Model Calibration

Open-PAV provides tools for calibrating various physical vehicle dynamics models to improve the accuracy of PAV behavior simulations.

Three-Stage Car-Following Model

The Adaptive Cruise Control (ACC) system in PAV consists of two subsystems:

  1. Upper Command Control System – Generates acceleration commands based on sensor data.
  2. Lower Motion Response System – Regulates acceleration in response to commands.

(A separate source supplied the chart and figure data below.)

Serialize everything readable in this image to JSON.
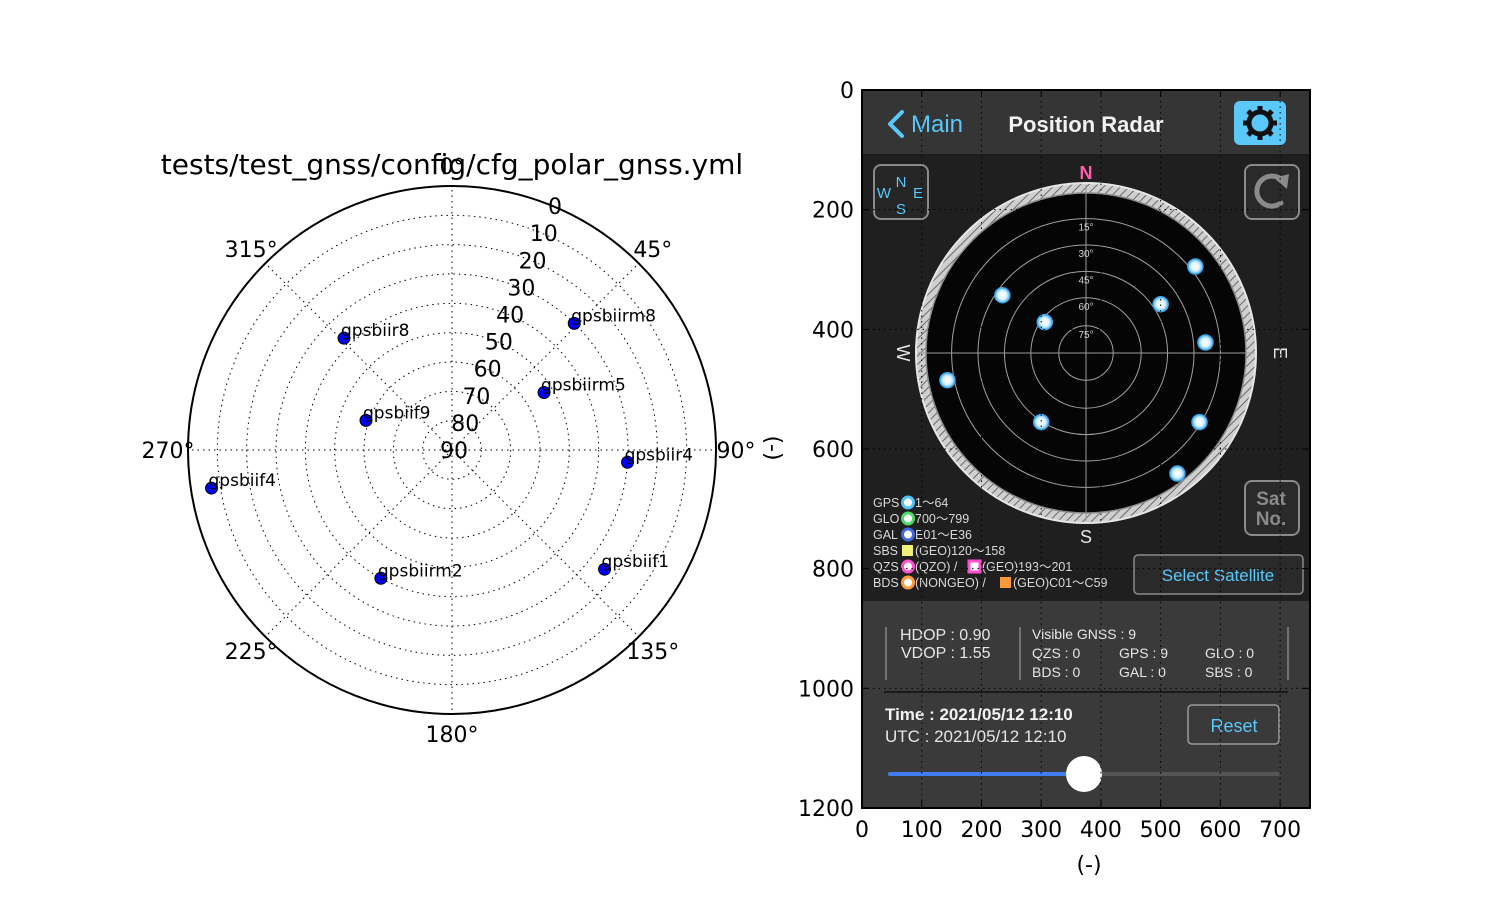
{
  "chart_data": [
    {
      "type": "scatter",
      "subtype": "polar",
      "title": "tests/test_gnss/config/cfg_polar_gnss.yml",
      "theta_direction": "clockwise",
      "theta_zero": "N",
      "theta_tick_labels": [
        "0°",
        "45°",
        "90°",
        "135°",
        "180°",
        "225°",
        "270°",
        "315°"
      ],
      "theta_ticks_deg": [
        0,
        45,
        90,
        135,
        180,
        225,
        270,
        315
      ],
      "r_tick_labels": [
        "0",
        "10",
        "20",
        "30",
        "40",
        "50",
        "60",
        "70",
        "80",
        "90"
      ],
      "r_ticks": [
        0,
        10,
        20,
        30,
        40,
        50,
        60,
        70,
        80,
        90
      ],
      "r_axis_inverted": true,
      "r_label": "(-)",
      "grid": true,
      "marker_color": "#0000ff",
      "points": [
        {
          "name": "gpsbiirm8",
          "azimuth": 44,
          "elevation": 30
        },
        {
          "name": "gpsbiir8",
          "azimuth": 316,
          "elevation": 37
        },
        {
          "name": "gpsbiirm5",
          "azimuth": 58,
          "elevation": 53
        },
        {
          "name": "gpsbiif9",
          "azimuth": 289,
          "elevation": 59
        },
        {
          "name": "gpsbiir4",
          "azimuth": 94,
          "elevation": 30
        },
        {
          "name": "gpsbiif4",
          "azimuth": 261,
          "elevation": 7
        },
        {
          "name": "gpsbiirm2",
          "azimuth": 209,
          "elevation": 40
        },
        {
          "name": "gpsbiif1",
          "azimuth": 128,
          "elevation": 24
        }
      ]
    },
    {
      "type": "image",
      "xlabel": "(-)",
      "ylabel": "",
      "xlim": [
        0,
        750
      ],
      "ylim": [
        1200,
        0
      ],
      "x_ticks": [
        0,
        100,
        200,
        300,
        400,
        500,
        600,
        700
      ],
      "y_ticks": [
        0,
        200,
        400,
        600,
        800,
        1000,
        1200
      ],
      "grid": true,
      "image": {
        "header": {
          "back_label": "Main",
          "title": "Position Radar"
        },
        "compass": {
          "n": "N",
          "s": "S",
          "e": "E",
          "w": "W"
        },
        "wns_icon": {
          "n": "N",
          "e": "E",
          "s": "S",
          "w": "W"
        },
        "sat_no_label": [
          "Sat",
          "No."
        ],
        "elevation_rings": [
          "15°",
          "30°",
          "45°",
          "60°",
          "75°"
        ],
        "satellite_positions": [
          [
            558,
            295
          ],
          [
            235,
            343
          ],
          [
            500,
            358
          ],
          [
            306,
            388
          ],
          [
            575,
            422
          ],
          [
            143,
            485
          ],
          [
            300,
            555
          ],
          [
            565,
            555
          ],
          [
            528,
            641
          ]
        ],
        "legend": [
          {
            "name": "GPS",
            "text": "1〜64",
            "color": "#4fc3f7"
          },
          {
            "name": "GLO",
            "text": "700〜799",
            "color": "#4cd964"
          },
          {
            "name": "GAL",
            "text": "E01〜E36",
            "color": "#4169e1"
          },
          {
            "name": "SBS",
            "text": "(GEO)120〜158",
            "color": "#f0f07a"
          },
          {
            "name": "QZS",
            "text": "(QZO) /",
            "text2": "(GEO)193〜201",
            "color": "#ff4fd0"
          },
          {
            "name": "BDS",
            "text": "(NONGEO) /",
            "text2": "(GEO)C01〜C59",
            "color": "#ff9a3c"
          }
        ],
        "select_satellite_label": "Select Satellite",
        "stats": {
          "hdop": "HDOP : 0.90",
          "vdop": "VDOP : 1.55",
          "visible": "Visible GNSS : 9",
          "qzs": "QZS : 0",
          "gps": "GPS : 9",
          "glo": "GLO : 0",
          "bds": "BDS : 0",
          "gal": "GAL : 0",
          "sbs": "SBS : 0"
        },
        "time_label": "Time : 2021/05/12 12:10",
        "utc_label": "UTC : 2021/05/12 12:10",
        "reset_label": "Reset",
        "slider_value": 0.5
      }
    }
  ]
}
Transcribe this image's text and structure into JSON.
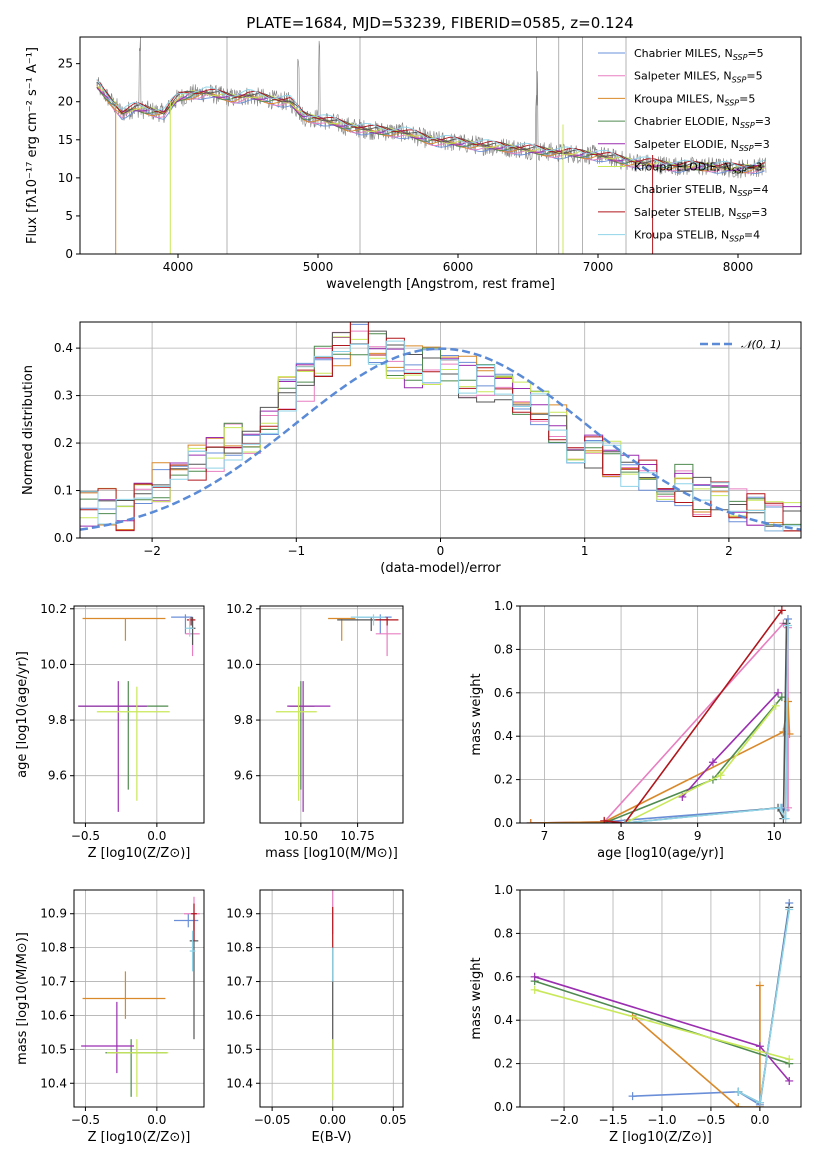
{
  "figure": {
    "title": "PLATE=1684, MJD=53239, FIBERID=0585, z=0.124"
  },
  "colors": {
    "Chabrier MILES": "#6a8fd8",
    "Salpeter MILES": "#e87fc0",
    "Kroupa MILES": "#d9892a",
    "Chabrier ELODIE": "#4f8a4f",
    "Salpeter ELODIE": "#9a2fb0",
    "Kroupa ELODIE": "#c9e85a",
    "Chabrier STELIB": "#555555",
    "Salpeter STELIB": "#b0161c",
    "Kroupa STELIB": "#8fd3e8",
    "Gaussian": "#5b8bd6",
    "Spectrum": "#808080"
  },
  "chart_data": [
    {
      "id": "spectrum",
      "type": "line",
      "xlabel": "wavelength [Angstrom, rest frame]",
      "ylabel": "Flux [fλ10⁻¹⁷ erg cm⁻² s⁻¹ A⁻¹]",
      "xlim": [
        3300,
        8450
      ],
      "ylim": [
        0,
        28.5
      ],
      "xticks": [
        4000,
        5000,
        6000,
        7000,
        8000
      ],
      "yticks": [
        0,
        5,
        10,
        15,
        20,
        25
      ],
      "grid": false,
      "legend_position": "top-right",
      "legend": [
        "Chabrier MILES, NSSP=5",
        "Salpeter MILES, NSSP=5",
        "Kroupa MILES, NSSP=5",
        "Chabrier ELODIE, NSSP=3",
        "Salpeter ELODIE, NSSP=3",
        "Kroupa ELODIE, NSSP=3",
        "Chabrier STELIB, NSSP=4",
        "Salpeter STELIB, NSSP=3",
        "Kroupa STELIB, NSSP=4"
      ],
      "data_trend": {
        "wavelength": [
          3420,
          3500,
          3600,
          3700,
          3800,
          3900,
          4000,
          4100,
          4200,
          4300,
          4400,
          4500,
          4600,
          4700,
          4800,
          4900,
          5000,
          5200,
          5400,
          5600,
          5800,
          6000,
          6200,
          6400,
          6600,
          6800,
          7000,
          7200,
          7400,
          7600,
          7800,
          8000,
          8200
        ],
        "flux": [
          22.2,
          20.5,
          18.5,
          19.2,
          18.8,
          18.5,
          20.5,
          21.0,
          21.2,
          20.8,
          20.5,
          20.8,
          20.5,
          20.2,
          20.0,
          18.0,
          17.8,
          16.8,
          16.2,
          16.0,
          15.0,
          14.6,
          14.2,
          13.9,
          13.5,
          13.2,
          13.0,
          12.2,
          11.8,
          11.5,
          11.5,
          11.2,
          11.5
        ]
      }
    },
    {
      "id": "residual-hist",
      "type": "histogram",
      "xlabel": "(data-model)/error",
      "ylabel": "Normed distribution",
      "xlim": [
        -2.5,
        2.5
      ],
      "ylim": [
        0,
        0.455
      ],
      "xticks": [
        -2,
        -1,
        0,
        1,
        2
      ],
      "yticks": [
        0.0,
        0.1,
        0.2,
        0.3,
        0.4
      ],
      "grid": true,
      "legend_position": "top-right",
      "legend": [
        "𝒩(0, 1)"
      ],
      "bins": 40,
      "profile": [
        0.07,
        0.06,
        0.06,
        0.09,
        0.12,
        0.14,
        0.16,
        0.18,
        0.2,
        0.22,
        0.26,
        0.3,
        0.33,
        0.36,
        0.4,
        0.42,
        0.4,
        0.38,
        0.36,
        0.36,
        0.36,
        0.34,
        0.33,
        0.32,
        0.3,
        0.28,
        0.24,
        0.2,
        0.18,
        0.16,
        0.15,
        0.13,
        0.12,
        0.11,
        0.09,
        0.08,
        0.06,
        0.05,
        0.04,
        0.03
      ]
    },
    {
      "id": "age-vs-Z",
      "type": "errorbar",
      "xlabel": "Z [log10(Z/Z⊙)]",
      "ylabel": "age [log10(age/yr)]",
      "xlim": [
        -0.58,
        0.33
      ],
      "ylim": [
        9.43,
        10.21
      ],
      "xticks": [
        -0.5,
        0.0
      ],
      "yticks": [
        9.6,
        9.8,
        10.0,
        10.2
      ],
      "grid": true,
      "points": [
        {
          "series": "Chabrier MILES",
          "x": 0.2,
          "y": 10.17,
          "xerr": [
            0.1,
            0.05
          ],
          "yerr": [
            0.06,
            0.01
          ]
        },
        {
          "series": "Salpeter MILES",
          "x": 0.25,
          "y": 10.11,
          "xerr": [
            0.05,
            0.05
          ],
          "yerr": [
            0.08,
            0.05
          ]
        },
        {
          "series": "Kroupa MILES",
          "x": -0.22,
          "y": 10.165,
          "xerr": [
            0.3,
            0.28
          ],
          "yerr": [
            0.08,
            0.0
          ]
        },
        {
          "series": "Chabrier ELODIE",
          "x": -0.2,
          "y": 9.85,
          "xerr": [
            0.35,
            0.28
          ],
          "yerr": [
            0.3,
            0.09
          ]
        },
        {
          "series": "Salpeter ELODIE",
          "x": -0.27,
          "y": 9.85,
          "xerr": [
            0.28,
            0.2
          ],
          "yerr": [
            0.38,
            0.09
          ]
        },
        {
          "series": "Kroupa ELODIE",
          "x": -0.14,
          "y": 9.83,
          "xerr": [
            0.28,
            0.23
          ],
          "yerr": [
            0.32,
            0.09
          ]
        },
        {
          "series": "Chabrier STELIB",
          "x": 0.25,
          "y": 10.13,
          "xerr": [
            0.02,
            0.02
          ],
          "yerr": [
            0.06,
            0.04
          ]
        },
        {
          "series": "Salpeter STELIB",
          "x": 0.24,
          "y": 10.16,
          "xerr": [
            0.03,
            0.03
          ],
          "yerr": [
            0.02,
            0.01
          ]
        },
        {
          "series": "Kroupa STELIB",
          "x": 0.23,
          "y": 10.13,
          "xerr": [
            0.03,
            0.03
          ],
          "yerr": [
            0.03,
            0.04
          ]
        }
      ]
    },
    {
      "id": "age-vs-mass",
      "type": "errorbar",
      "xlabel": "mass [log10(M/M⊙)]",
      "ylabel": "",
      "xlim": [
        10.32,
        10.95
      ],
      "ylim": [
        9.43,
        10.21
      ],
      "xticks": [
        10.5,
        10.75
      ],
      "yticks": [
        9.6,
        9.8,
        10.0,
        10.2
      ],
      "grid": true,
      "points": [
        {
          "series": "Chabrier MILES",
          "x": 10.85,
          "y": 10.17,
          "xerr": [
            0.1,
            0.05
          ],
          "yerr": [
            0.06,
            0.01
          ]
        },
        {
          "series": "Salpeter MILES",
          "x": 10.88,
          "y": 10.11,
          "xerr": [
            0.05,
            0.06
          ],
          "yerr": [
            0.08,
            0.05
          ]
        },
        {
          "series": "Kroupa MILES",
          "x": 10.68,
          "y": 10.165,
          "xerr": [
            0.06,
            0.06
          ],
          "yerr": [
            0.08,
            0.0
          ]
        },
        {
          "series": "Chabrier ELODIE",
          "x": 10.5,
          "y": 9.85,
          "xerr": [
            0.05,
            0.06
          ],
          "yerr": [
            0.3,
            0.09
          ]
        },
        {
          "series": "Salpeter ELODIE",
          "x": 10.51,
          "y": 9.85,
          "xerr": [
            0.07,
            0.12
          ],
          "yerr": [
            0.38,
            0.09
          ]
        },
        {
          "series": "Kroupa ELODIE",
          "x": 10.49,
          "y": 9.83,
          "xerr": [
            0.1,
            0.08
          ],
          "yerr": [
            0.32,
            0.09
          ]
        },
        {
          "series": "Chabrier STELIB",
          "x": 10.81,
          "y": 10.16,
          "xerr": [
            0.15,
            0.08
          ],
          "yerr": [
            0.04,
            0.01
          ]
        },
        {
          "series": "Salpeter STELIB",
          "x": 10.88,
          "y": 10.16,
          "xerr": [
            0.05,
            0.05
          ],
          "yerr": [
            0.02,
            0.01
          ]
        },
        {
          "series": "Kroupa STELIB",
          "x": 10.82,
          "y": 10.17,
          "xerr": [
            0.1,
            0.05
          ],
          "yerr": [
            0.03,
            0.01
          ]
        }
      ]
    },
    {
      "id": "mass-weight-vs-age",
      "type": "line",
      "xlabel": "age [log10(age/yr)]",
      "ylabel": "mass weight",
      "xlim": [
        6.68,
        10.35
      ],
      "ylim": [
        0,
        1.0
      ],
      "xticks": [
        7,
        8,
        9,
        10
      ],
      "yticks": [
        0.0,
        0.2,
        0.4,
        0.6,
        0.8,
        1.0
      ],
      "grid": true,
      "series": [
        {
          "series": "Chabrier MILES",
          "x": [
            6.82,
            7.78,
            10.1,
            10.15,
            10.18
          ],
          "y": [
            0.0,
            0.005,
            0.07,
            0.06,
            0.94
          ]
        },
        {
          "series": "Salpeter MILES",
          "x": [
            6.82,
            7.78,
            10.12,
            10.18,
            10.18
          ],
          "y": [
            0.0,
            0.005,
            0.92,
            0.9,
            0.07
          ]
        },
        {
          "series": "Kroupa MILES",
          "x": [
            6.82,
            7.78,
            10.12,
            10.18,
            10.2
          ],
          "y": [
            0.0,
            0.005,
            0.42,
            0.56,
            0.41
          ]
        },
        {
          "series": "Chabrier ELODIE",
          "x": [
            7.78,
            9.2,
            10.1
          ],
          "y": [
            0.0,
            0.2,
            0.58
          ]
        },
        {
          "series": "Salpeter ELODIE",
          "x": [
            8.8,
            9.2,
            10.05
          ],
          "y": [
            0.12,
            0.28,
            0.6
          ]
        },
        {
          "series": "Kroupa ELODIE",
          "x": [
            8.05,
            9.3,
            10.02
          ],
          "y": [
            0.0,
            0.22,
            0.54
          ]
        },
        {
          "series": "Chabrier STELIB",
          "x": [
            8.05,
            10.05,
            10.12,
            10.16
          ],
          "y": [
            0.0,
            0.07,
            0.02,
            0.92
          ]
        },
        {
          "series": "Salpeter STELIB",
          "x": [
            7.78,
            8.05,
            10.1
          ],
          "y": [
            0.01,
            0.0,
            0.98
          ]
        },
        {
          "series": "Kroupa STELIB",
          "x": [
            8.05,
            10.08,
            10.15,
            10.18
          ],
          "y": [
            0.0,
            0.07,
            0.02,
            0.91
          ]
        }
      ]
    },
    {
      "id": "mass-vs-Z",
      "type": "errorbar",
      "xlabel": "Z [log10(Z/Z⊙)]",
      "ylabel": "mass [log10(M/M⊙)]",
      "xlim": [
        -0.58,
        0.33
      ],
      "ylim": [
        10.33,
        10.97
      ],
      "xticks": [
        -0.5,
        0.0
      ],
      "yticks": [
        10.4,
        10.5,
        10.6,
        10.7,
        10.8,
        10.9
      ],
      "grid": true,
      "points": [
        {
          "series": "Chabrier MILES",
          "x": 0.22,
          "y": 10.88,
          "xerr": [
            0.1,
            0.07
          ],
          "yerr": [
            0.02,
            0.02
          ]
        },
        {
          "series": "Salpeter MILES",
          "x": 0.26,
          "y": 10.9,
          "xerr": [
            0.07,
            0.04
          ],
          "yerr": [
            0.05,
            0.05
          ]
        },
        {
          "series": "Kroupa MILES",
          "x": -0.22,
          "y": 10.65,
          "xerr": [
            0.3,
            0.28
          ],
          "yerr": [
            0.06,
            0.08
          ]
        },
        {
          "series": "Chabrier ELODIE",
          "x": -0.18,
          "y": 10.49,
          "xerr": [
            0.18,
            0.25
          ],
          "yerr": [
            0.13,
            0.04
          ]
        },
        {
          "series": "Salpeter ELODIE",
          "x": -0.28,
          "y": 10.51,
          "xerr": [
            0.25,
            0.12
          ],
          "yerr": [
            0.08,
            0.13
          ]
        },
        {
          "series": "Kroupa ELODIE",
          "x": -0.14,
          "y": 10.49,
          "xerr": [
            0.21,
            0.22
          ],
          "yerr": [
            0.13,
            0.04
          ]
        },
        {
          "series": "Chabrier STELIB",
          "x": 0.26,
          "y": 10.82,
          "xerr": [
            0.03,
            0.03
          ],
          "yerr": [
            0.29,
            0.08
          ]
        },
        {
          "series": "Salpeter STELIB",
          "x": 0.26,
          "y": 10.9,
          "xerr": [
            0.02,
            0.02
          ],
          "yerr": [
            0.08,
            0.03
          ]
        },
        {
          "series": "Kroupa STELIB",
          "x": 0.25,
          "y": 10.79,
          "xerr": [
            0.02,
            0.02
          ],
          "yerr": [
            0.06,
            0.06
          ]
        }
      ]
    },
    {
      "id": "mass-vs-EBV",
      "type": "errorbar",
      "xlabel": "E(B-V)",
      "ylabel": "",
      "xlim": [
        -0.06,
        0.058
      ],
      "ylim": [
        10.33,
        10.97
      ],
      "xticks": [
        -0.05,
        0.0,
        0.05
      ],
      "yticks": [
        10.4,
        10.5,
        10.6,
        10.7,
        10.8,
        10.9
      ],
      "grid": true,
      "points": [
        {
          "series": "Salpeter MILES",
          "x": 0.0,
          "y": 10.9,
          "xerr": [
            0.0,
            0.0
          ],
          "yerr": [
            0.06,
            0.07
          ]
        },
        {
          "series": "Chabrier STELIB",
          "x": 0.0,
          "y": 10.7,
          "xerr": [
            0.0,
            0.0
          ],
          "yerr": [
            0.2,
            0.1
          ]
        },
        {
          "series": "Kroupa ELODIE",
          "x": 0.0,
          "y": 10.45,
          "xerr": [
            0.0,
            0.0
          ],
          "yerr": [
            0.1,
            0.08
          ]
        },
        {
          "series": "Salpeter STELIB",
          "x": 0.0,
          "y": 10.85,
          "xerr": [
            0.0,
            0.0
          ],
          "yerr": [
            0.05,
            0.07
          ]
        },
        {
          "series": "Kroupa STELIB",
          "x": 0.0,
          "y": 10.75,
          "xerr": [
            0.0,
            0.0
          ],
          "yerr": [
            0.05,
            0.05
          ]
        }
      ]
    },
    {
      "id": "mass-weight-vs-Z",
      "type": "line",
      "xlabel": "Z [log10(Z/Z⊙)]",
      "ylabel": "mass weight",
      "xlim": [
        -2.45,
        0.42
      ],
      "ylim": [
        0,
        1.0
      ],
      "xticks": [
        -2.0,
        -1.5,
        -1.0,
        -0.5,
        0.0
      ],
      "yticks": [
        0.0,
        0.2,
        0.4,
        0.6,
        0.8,
        1.0
      ],
      "grid": true,
      "series": [
        {
          "series": "Chabrier MILES",
          "x": [
            -1.3,
            -0.22,
            0.0,
            0.3
          ],
          "y": [
            0.05,
            0.07,
            0.01,
            0.94
          ]
        },
        {
          "series": "Kroupa MILES",
          "x": [
            -1.3,
            -0.22,
            0.0,
            0.0,
            0.0
          ],
          "y": [
            0.42,
            0.0,
            0.0,
            0.56,
            0.0
          ]
        },
        {
          "series": "Chabrier ELODIE",
          "x": [
            -2.3,
            0.3
          ],
          "y": [
            0.58,
            0.2
          ]
        },
        {
          "series": "Salpeter ELODIE",
          "x": [
            -2.3,
            0.0,
            0.3
          ],
          "y": [
            0.6,
            0.28,
            0.12
          ]
        },
        {
          "series": "Kroupa ELODIE",
          "x": [
            -2.3,
            0.3
          ],
          "y": [
            0.54,
            0.22
          ]
        },
        {
          "series": "Chabrier STELIB",
          "x": [
            -0.22,
            0.0,
            0.3
          ],
          "y": [
            0.07,
            0.02,
            0.92
          ]
        },
        {
          "series": "Kroupa STELIB",
          "x": [
            -0.22,
            0.0,
            0.3
          ],
          "y": [
            0.07,
            0.02,
            0.91
          ]
        }
      ]
    }
  ]
}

To account for real-world system delays, the Three-Stage Car-Following Model incorporates: - Stage 1: Sensor Perception Delay (\(\eta_{a,1}\)) – The time required for the vehicle to detect and process leading vehicle data. - Stage 2: Control Computation Delay (\(\eta_{a,2}\)) – The time taken to compute acceleration commands. - Stage 3: Vehicle Response Lag (\(\eta_b\)) – The mechanical delay in executing the acceleration.

Mathematical Formulation

At any given time \( t \), let: - \( p_i(t) \), \( v_i(t) \), and \( a_i(t) \) be the position, velocity, and acceleration of the following vehicle. - \( p_{i+1}(t) \), \( v_{i+1}(t) \), and \( a_{i+1}(t) \) be the position, velocity, and acceleration of the preceding vehicle. - \( s_i(t) = (p_i(t), v_i(t), a_i(t)) \) represent the state of the following vehicle.

The command acceleration at time \( t_0 + \eta_{a,1} + \eta_{a,2} \) is computed as:

\[ u_i(t_0 + \eta_{a,1} + \eta_{a,2}) = g(v_i(t_0), v_{i+1}(t_0), p_i(t_0), p_{i+1}(t_0); \theta_C) \]

where: - \( g(\cdot) \) is a control law function. - \( \theta_C \) represents the control parameters to be calibrated.

In Stage 3, due to the response lag \( \eta_b \), the acceleration is modeled as a first-order system:

\[ \eta_b \frac{d a_i(t)}{dt} + a_i(t) = u_i(t) \]

Thus, the state-space representation of the system is:

\[ \dot{s}_i(t) = A_i s_i(t) + B_i u_i(t) \]

where:

\[ A = \begin{bmatrix} 0 & 1 & 0 \\ 0 & 0 & 1 \\ 0 & 0 & -\frac{1}{\eta_b} \end{bmatrix}, \quad B = \begin{bmatrix} 0 \\ 0 \\ \frac{1}{\eta_b} \end{bmatrix} \]

The calibrated control function is:

\[ u_i(t) = g(v_i(t - \eta_a), v_{i+1}(t - \eta_a), p_i(t - \eta_a), p_{i+1}(t - \eta_a); \theta_C) \]

where \( \eta_a = \eta_{a,1} + \eta_{a,2} \) represents the total control delay.


Hybrid Parameter Calibration Method

To calibrate model parameters, Open-PAV implements a hybrid optimization algorithm that combines:

  1. Bayesian Optimization (BO) – Efficient global search for optimal delay parameters (\(\eta_a, \eta_b\)).
  2. Simultaneous Perturbation Stochastic Approximation (SPSA) – Fast local optimization for control gains (\(\theta_C\)).

Mathematical Formulation of Calibration

The calibration problem is defined as an optimization problem:

\[ \min_{\theta} f(\theta, D^{m}, D^{r}) \]

where: - \( \theta \) is the parameter set to be calibrated. - \( D^m \) is the model-predicted vehicle states. - \( D^r \) is the real-world vehicle data.

The objective function \( f(\cdot) \) is based on the Root Mean Square Error (RMSE):

\[ f(\theta, D^{m}, D^{r}) = \sqrt{\frac{1}{N} \sum_{j=1}^{N} \left( a_{i,m}(t_j | \theta) - a_{i,r}(t_j) \right)^2 } \]

where: - \( a_{i,m}(t_j | \theta) \) is the model-predicted acceleration. - \( a_{i,r}(t_j) \) is the real observed acceleration at time \( t_j \).

Calibration Process

  1. Data Input – Load collected vehicle trajectory data.
  2. Parameter Adjustment – Optimize both delay and control parameters using BO + SPSA.
  3. Validation – Compare calibrated model outputs with real-world observations.
  4. Export – Save parameters in a compatible format for SUMO, VISSIM, or other simulators.

Supported Models

  • Linear Models – Suitable for basic simulations.
  • IDM Models – Ideal for SUMO simulations.
  • Wiedemann-99 – Compatible with VISSIM.
  • Machine Learning-Based Models – For advanced simulations.